Lifestyle

Is this diner the inspiration for Hopper’s ‘Nighthawks’?

The mystery began, as many do, with a stranger.

About a month ago, a Chicago native named Mark walked into the West Village’s Classic’s Cafe and told the manager something unexpected.

“He said, ‘Did you know this restaurant was the one from “Nighthawks”?’  ” says manager Alex Vigor. “I was star-struck for a second.”

“Nighthawks” is, of course, the famous 1942 painting by Edward Hopper that peers through the window of a city coffee shop as three customers sit at a counter.

The painting’s setting has never definitively been established, so Mark’s scoop was potentially big. Vigor and Classic’s Cafe owner, Fiko Uslu, were intrigued and began researching the building’s history.

“I am sure [this is the setting for ‘Nighthawks’],” Uslu says.

He’s so sure that he’s changing the restaurant’s name from Classic’s Cafe to Nighthawks in a couple of weeks.

Most of their evidence is based on the visual similarity between their restaurant, located at 679 Greenwich St., and the one shown in the painting. Both are triangular spaces with large windows and seating at a dark wooden bar.

Edward Hopper’s “Nighthawks”The Art Institute of Chicago

Vigor says the restaurant’s wooden bar has been there since at least the 1940s, remaining no matter what business happened to occupy the space.

He wasn’t able to turn up any records showing what the space was in 1942, when the painting was done, but says that in the late 1940s, it became a funeral parlor. Over the years, the building has been home to more restaurants and, for a time, a porn store. (Vigor says the wooden bar was used as the checkout counter.)

He and Uslu also talked to elderly residents of the neighborhood, and they recalled the building housing a diner in the 1940s.

Owner Fikret UsluTamara Beckwith

“If you see the painting and you see the restaurant, everything matches,” Vigor says.

Historians, however, aren’t so sure.

The setting for “Nighthawks” has long been a subject of curiosity, and several spots in the West Village have been identified over the years as likely possibilities.

The most accepted location is Mulry Square, a small triangular lot on Greenwich Avenue at Seventh Avenue South. Hopper expert Gail Levin had pinpointed this spot in her book “Edward Hopper: An Intimate Biography.” When tour buses drive by Mulry Square, the guides point out the Hopper connection.

But it’s a myth, says Jeremiah Moss, whose blog Vanishing New York has investigated probable locations for the Hopper painting.

Moss looked into Mulry Square and found that a gas station, not a diner, sat on the land when Hopper created the famous painting.

Several other triangular lots in the Village have also stoked speculation, but, using archival photos, Moss discovered none was home to a diner similar to “Nighthawks.”

The artist himself won’t be much help, as he’s been dead since 1967. In life, the only clue he gave about “Nighthawks” was that it “was suggested by a restaurant on Greenwich Avenue where two streets meet.”

“Nighthawks” hangs at the Art Institute of Chicago.Getty Images

That vague statement presents a problem for Classic’s Cafe, because the restaurant is on Greenwich Street, not Avenue.

“If you go to Greenwich Avenue, there’s nothing there,” Vigor says, discounting the other speculated locations.

“We know that Hopper spent a lot of time in the area around Mulry Square,” Moss says. “He spent a lot of time at the Loew’s Sheridan Theatre that was right there.
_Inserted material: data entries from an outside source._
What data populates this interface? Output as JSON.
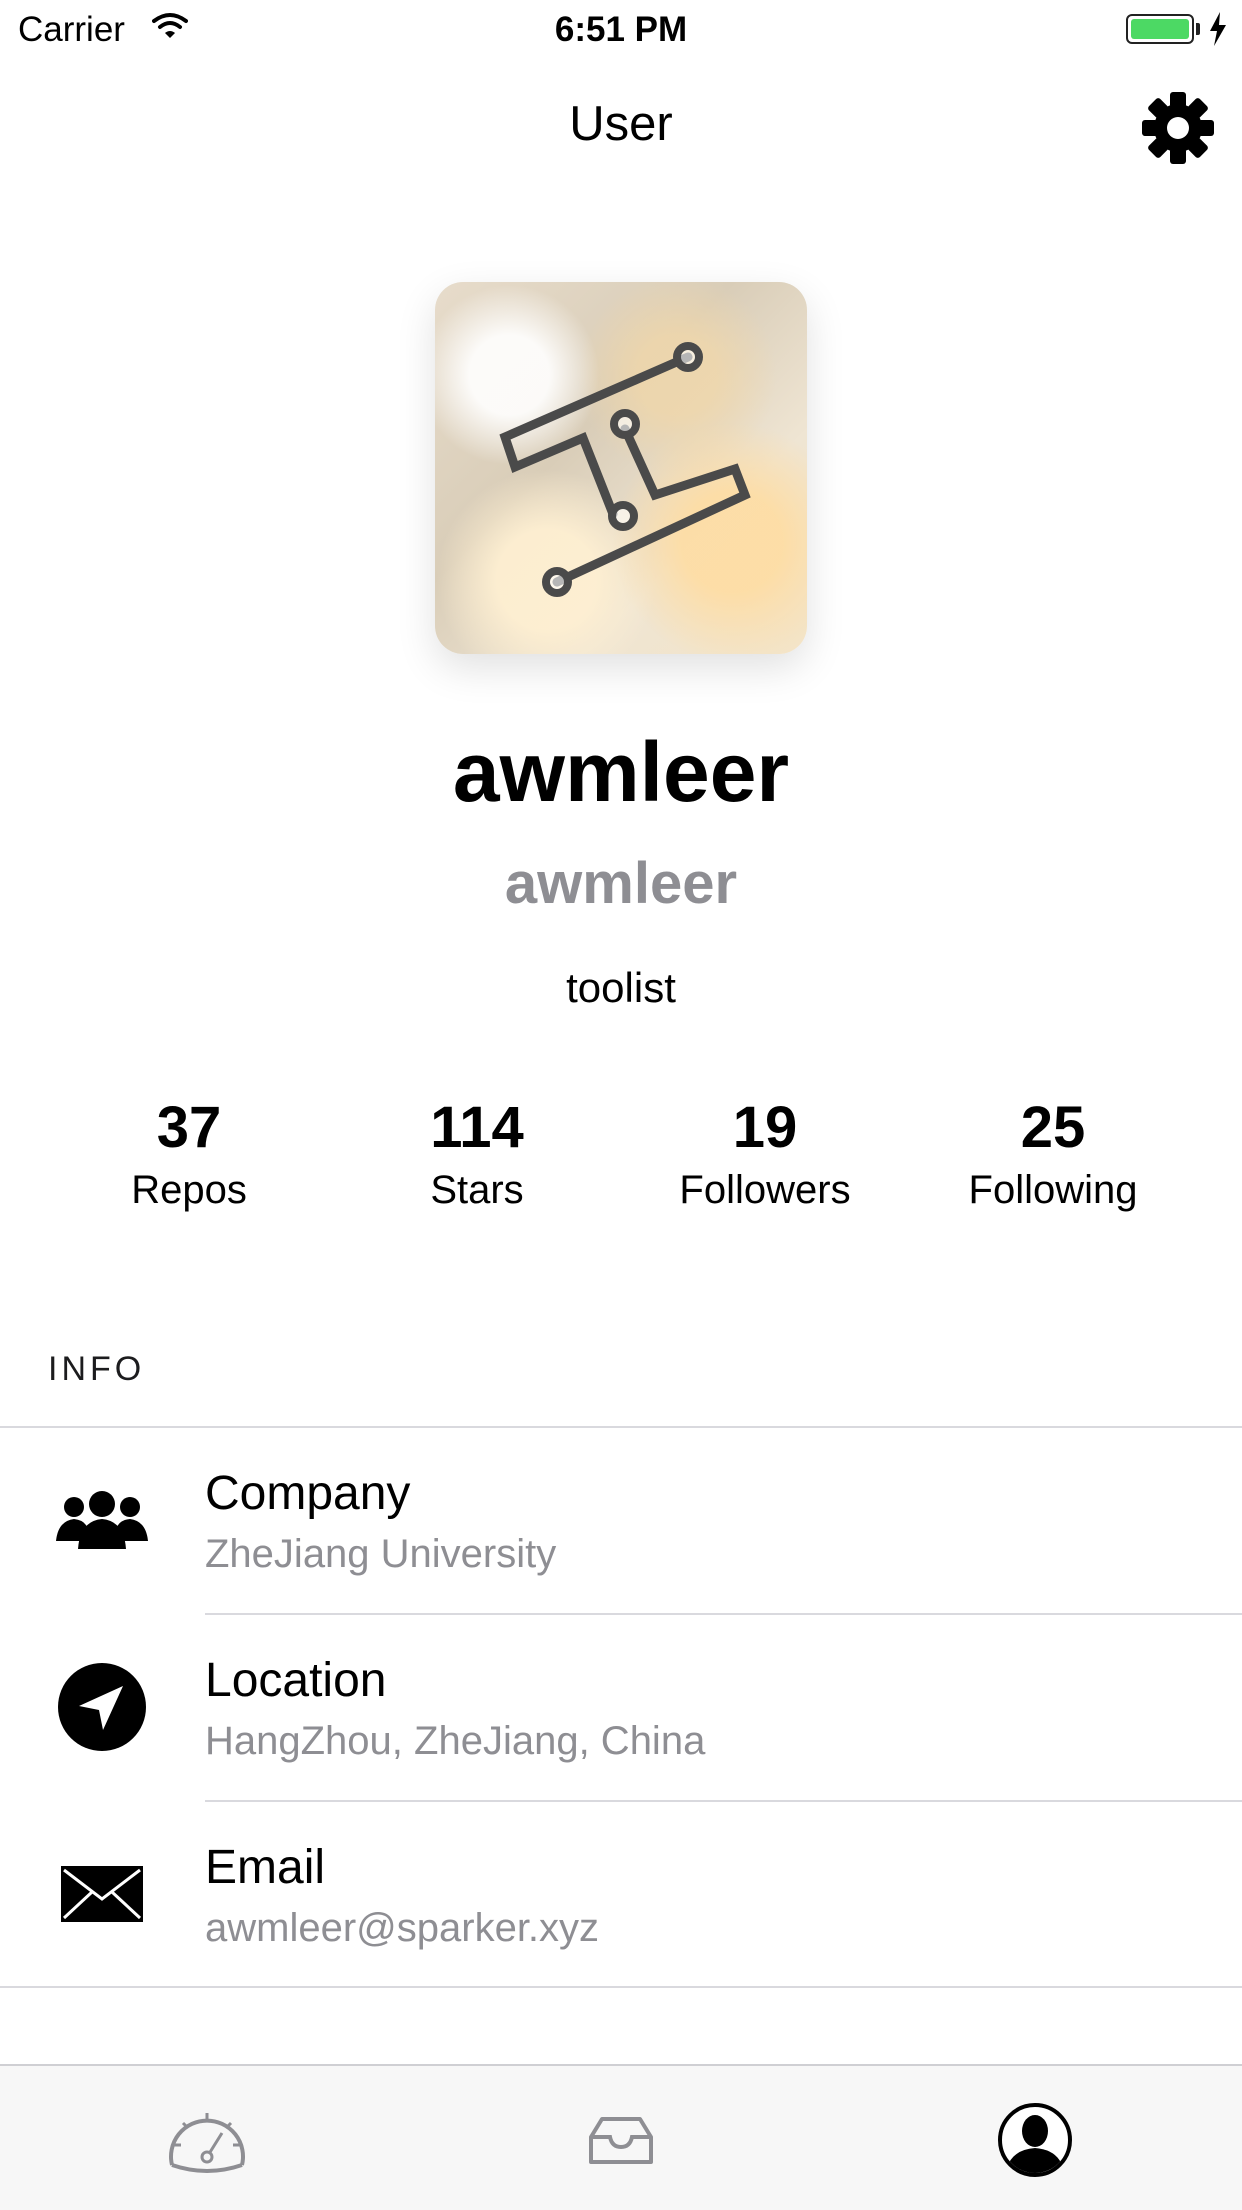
{
  "status_bar": {
    "carrier": "Carrier",
    "time": "6:51 PM",
    "battery_color": "#4cd964"
  },
  "nav": {
    "title": "User",
    "settings_icon": "gear-icon"
  },
  "profile": {
    "avatar_icon": "circuit-logo",
    "display_name": "awmleer",
    "login": "awmleer",
    "bio": "toolist",
    "stats": [
      {
        "value": "37",
        "label": "Repos"
      },
      {
        "value": "114",
        "label": "Stars"
      },
      {
        "value": "19",
        "label": "Followers"
      },
      {
        "value": "25",
        "label": "Following"
      }
    ]
  },
  "info": {
    "header": "INFO",
    "rows": [
      {
        "icon": "group-icon",
        "title": "Company",
        "value": "ZheJiang University"
      },
      {
        "icon": "location-arrow-icon",
        "title": "Location",
        "value": "HangZhou, ZheJiang, China"
      },
      {
        "icon": "envelope-icon",
        "title": "Email",
        "value": "awmleer@sparker.xyz"
      }
    ]
  },
  "tab_bar": {
    "tabs": [
      {
        "icon": "dashboard-icon",
        "selected": false
      },
      {
        "icon": "inbox-icon",
        "selected": false
      },
      {
        "icon": "user-profile-icon",
        "selected": true
      }
    ]
  }
}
Greenwich Street was not his main thoroughfare.”

Another hurdle for Classic’s is that the restaurant doesn’t have quite the same design as the one in “Nighthawks.” In particular, it lacks the single piece of curved glass that wraps around its point.

It’s quite possible that the only place the “Nighthawks” diner existed was in the artist’s head.
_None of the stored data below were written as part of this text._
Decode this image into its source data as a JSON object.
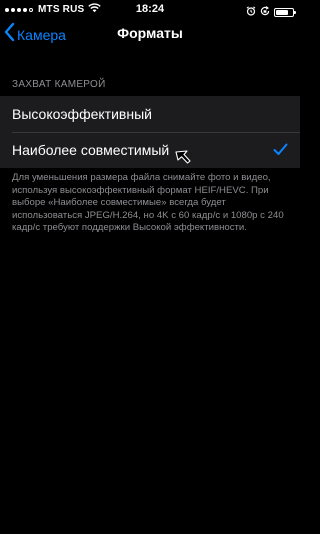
{
  "status_bar": {
    "carrier": "MTS RUS",
    "time": "18:24",
    "signal_strength": 4,
    "battery_level": 0.75
  },
  "nav": {
    "back_label": "Камера",
    "title": "Форматы"
  },
  "section": {
    "header": "ЗАХВАТ КАМЕРОЙ",
    "options": [
      {
        "label": "Высокоэффективный",
        "selected": false
      },
      {
        "label": "Наиболее совместимый",
        "selected": true
      }
    ],
    "footer": "Для уменьшения размера файла снимайте фото и видео, используя высокоэффективный формат HEIF/HEVC. При выборе «Наиболее совместимые» всегда будет использоваться JPEG/H.264, но 4K с 60 кадр/с и 1080p с 240 кадр/с требуют поддержки Высокой эффективности."
  },
  "colors": {
    "accent": "#0a84ff",
    "background": "#000000",
    "cell_background": "#1c1c1e",
    "secondary_text": "#8e8e93"
  }
}
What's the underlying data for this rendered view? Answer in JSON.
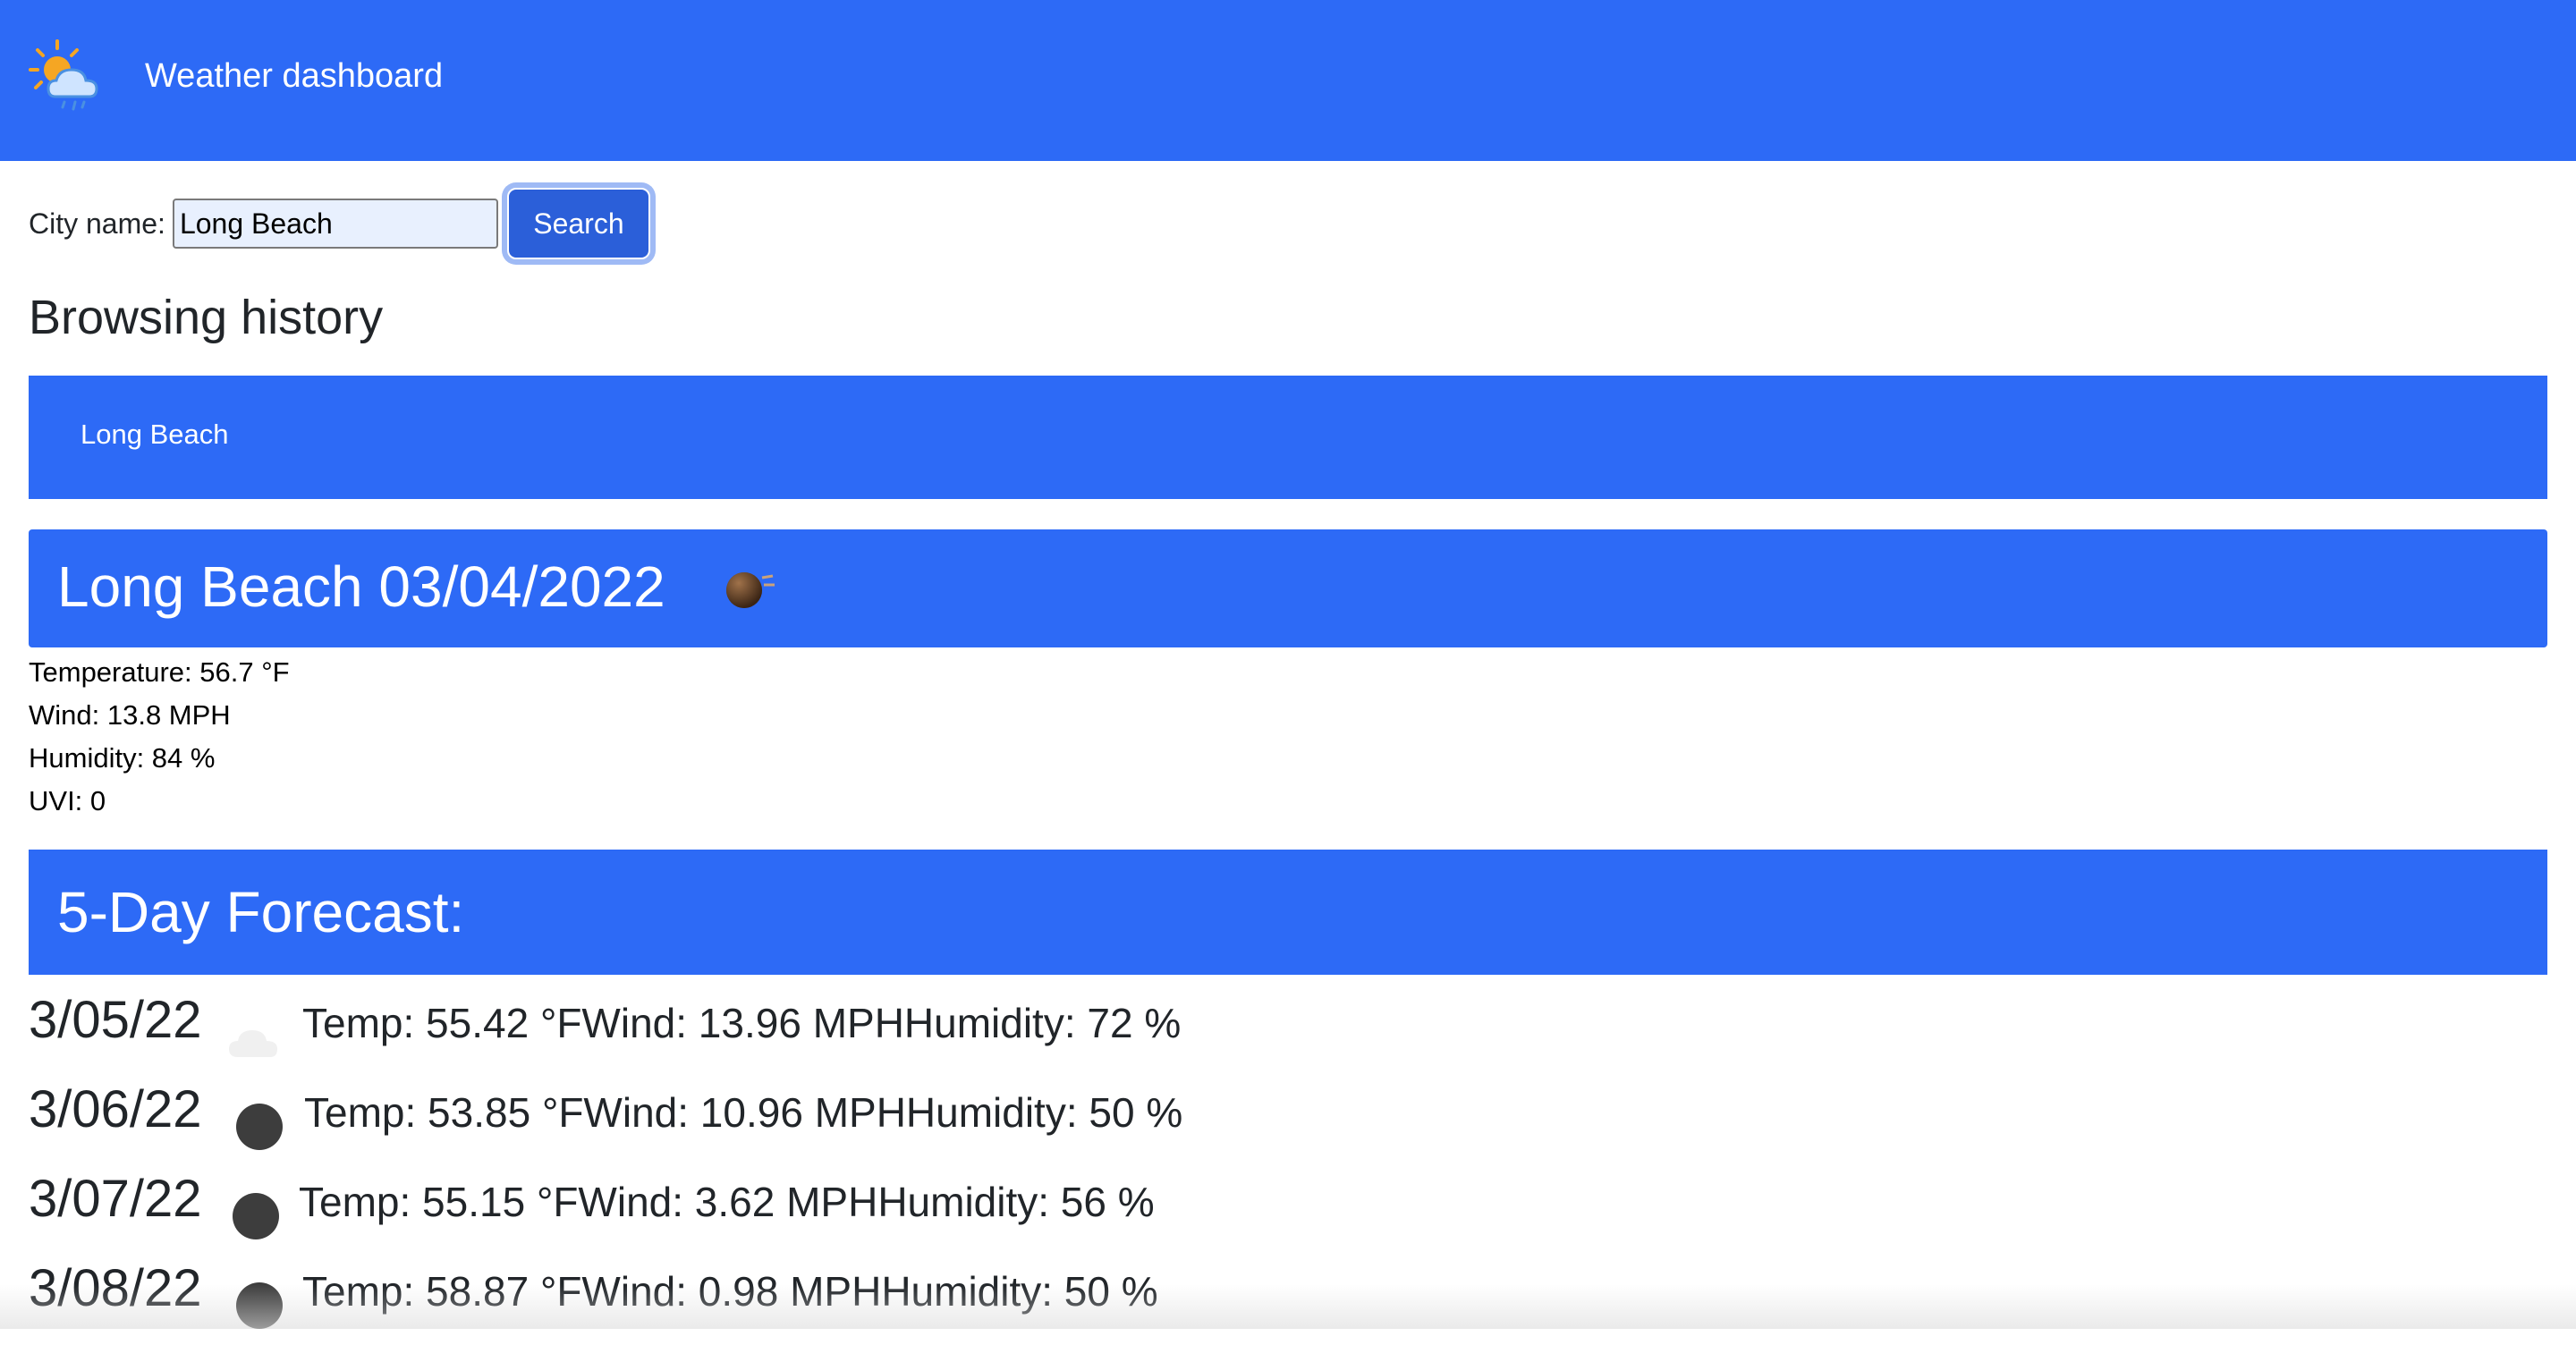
{
  "header": {
    "logo_icon": "sun-cloud-rain-icon",
    "brand": "Weather dashboard",
    "color": "#2d6af6"
  },
  "search": {
    "label": "City name:",
    "value": "Long Beach",
    "button_label": "Search"
  },
  "history": {
    "heading": "Browsing history",
    "items": [
      "Long Beach"
    ]
  },
  "current": {
    "title": "Long Beach 03/04/2022",
    "icon": "night-clear-icon",
    "stats": {
      "temperature": "Temperature: 56.7 °F",
      "wind": "Wind: 13.8 MPH",
      "humidity": "Humidity: 84 %",
      "uvi": "UVI: 0"
    }
  },
  "forecast": {
    "heading": "5-Day Forecast:",
    "days": [
      {
        "date": "3/05/22",
        "icon": "cloud-icon",
        "summary": "Temp: 55.42 °FWind: 13.96 MPHHumidity: 72 %"
      },
      {
        "date": "3/06/22",
        "icon": "dark-circle-icon",
        "summary": "Temp: 53.85 °FWind: 10.96 MPHHumidity: 50 %"
      },
      {
        "date": "3/07/22",
        "icon": "dark-circle-icon",
        "summary": "Temp: 55.15 °FWind: 3.62 MPHHumidity: 56 %"
      },
      {
        "date": "3/08/22",
        "icon": "dark-circle-icon",
        "summary": "Temp: 58.87 °FWind: 0.98 MPHHumidity: 50 %"
      }
    ]
  }
}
“With more digging, I came to the conclusion that there never was a diner. It didn’t exist,” Moss says. “Hopper took pieces from different locations, and it was out of his imagination.”
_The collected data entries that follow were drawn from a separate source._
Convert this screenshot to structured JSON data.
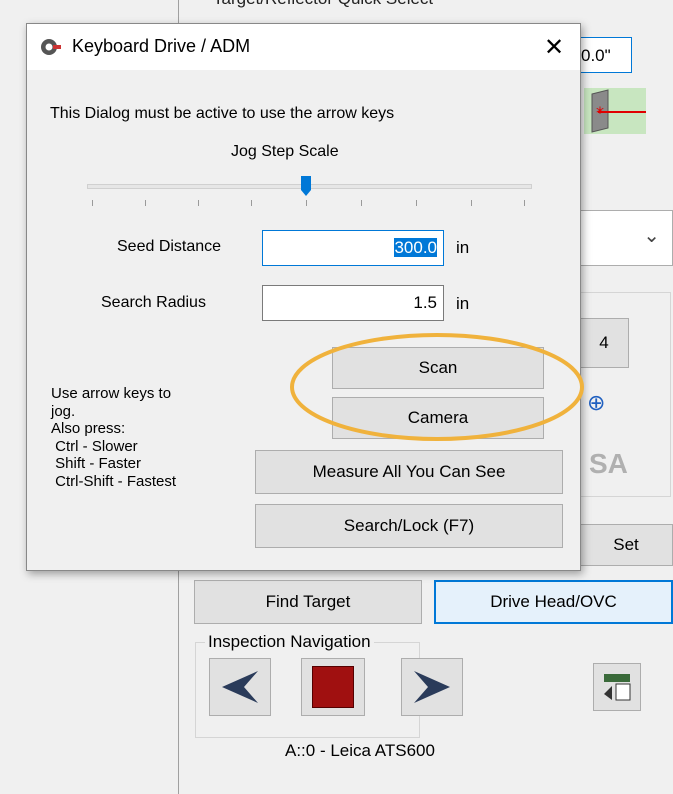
{
  "background": {
    "header_partial": "Target/Reflector Quick Select",
    "value_box": "0.0\"",
    "set_button": "Set",
    "number_button": "4",
    "find_target_button": "Find Target",
    "drive_head_button": "Drive Head/OVC",
    "inspection_nav_label": "Inspection Navigation",
    "status_text": "A::0 - Leica ATS600"
  },
  "dialog": {
    "title": "Keyboard Drive / ADM",
    "instruction": "This Dialog must be active to use the arrow keys",
    "jog_label": "Jog Step Scale",
    "jog_scale_position": 0.5,
    "seed_distance": {
      "label": "Seed Distance",
      "value": "300.0",
      "unit": "in"
    },
    "search_radius": {
      "label": "Search Radius",
      "value": "1.5",
      "unit": "in"
    },
    "help_lines": [
      "Use arrow keys to",
      "jog.",
      "Also press:",
      " Ctrl - Slower",
      " Shift - Faster",
      " Ctrl-Shift - Fastest"
    ],
    "buttons": {
      "scan": "Scan",
      "camera": "Camera",
      "measure_all": "Measure All You Can See",
      "search_lock": "Search/Lock (F7)"
    }
  },
  "colors": {
    "highlight_ellipse": "#f0b23c",
    "accent": "#0078d7",
    "stop": "#a01010"
  }
}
Whitney Museum curator Carter Foster has also said that “Nighthawks” is most likely not based on a single location and is instead a mash-up of various real buildings, including the Flatiron Building (which has a curved glass front).

Hopper also suggested the work was not painted straight from life. He once said, “I simplified the scene a great deal and made the restaurant bigger. Unconsciously, probably, I was painting the loneliness of a large city.”

Whatever the truth is, the revelation is a plus in one respect. Business has picked up at Classic’s, and several people — mostly elderly — have wandered in to take a look.

On the downside, the landlord is so delighted by the potential Hopper connection, he’s raising the restaurant’s rent.